Advances in Photoacoustic Imaging Reconstruction and Quantitative Analysis for Biomedical Applications
Lei Wang, Weiming Zeng, Kai Long, Hongyu Chen, Rongfeng Lan, Li Liu, Wai Ting Siok, Nizhuan Wang
TL;DR
This paper surveys advances in photoacoustic imaging (PAI) reconstruction and quantitative analysis, focusing on three main implementations—PACT, PAM, and PAE—and the pivotal role of deep learning (DL) in overcoming depth–resolution limits and enabling rapid, artifact-robust imaging. It contrasts conventional analytic and iterative reconstruction with DL-based approaches across preprocessing, direct, postprocessing, and hybrid schemes, highlighting diffusion models, foundation-model adaptation, and self-supervised learning as avenues to improved image quality and speed. The review also covers quantitative PAI (qPAI), detailing optical fluence compensation and spectral unmixing, and discusses multimodal integrations (e.g., PA/US, PA/MRI) and novel excitation sources that expand spectral reach.
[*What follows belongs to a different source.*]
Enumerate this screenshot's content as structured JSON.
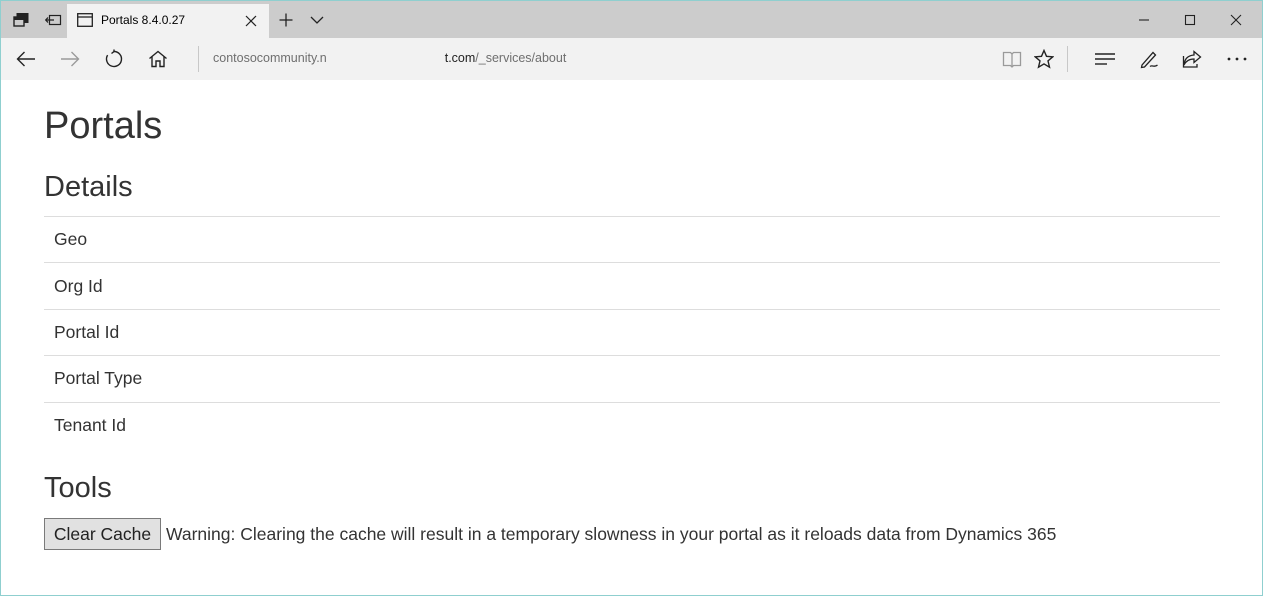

Collectively, the work identifies DL-driven reconstruction, physics-informed modeling, and multimodal fusion as key levers to bring PAI from preclinical studies toward routine clinical deployment, while acknowledging challenges in data availability, generalization, and uncertainty quantification. The insights lay out future directions toward single-image super-resolution, wearable systems, and closed-loop theranostics that could significantly impact diagnostic accuracy and personalized therapy.
Abstract
Photoacoustic imaging (PAI) represents an innovative biomedical imaging modality that harnesses the advantages of optical resolution and acoustic penetration depth while ensuring enhanced safety. Despite its promising potential across a diverse array of preclinical and clinical applications, the clinical implementation of PAI faces significant challenges, including the trade-off between penetration depth and spatial resolution, as well as the demand for faster imaging speeds. This paper explores the fundamental principles underlying PAI, with a particular emphasis on three primary implementations: photoacoustic computed tomography (PACT), photoacoustic microscopy (PAM), and photoacoustic endoscopy (PAE). We undertake a critical assessment of their respective strengths and practical limitations. Furthermore, recent developments in utilizing conventional or deep learning (DL) methodologies for image reconstruction and artefact mitigation across PACT, PAM, and PAE are outlined, demonstrating considerable potential to enhance image quality and accelerate imaging processes. Furthermore, this paper examines the recent developments in quantitative analysis within PAI, including the quantification of haemoglobin concentration, oxygen saturation, and other physiological parameters within tissues. Finally, our discussion encompasses current trends and future directions in PAI research while emphasizing the transformative impact of deep learning on advancing PAI.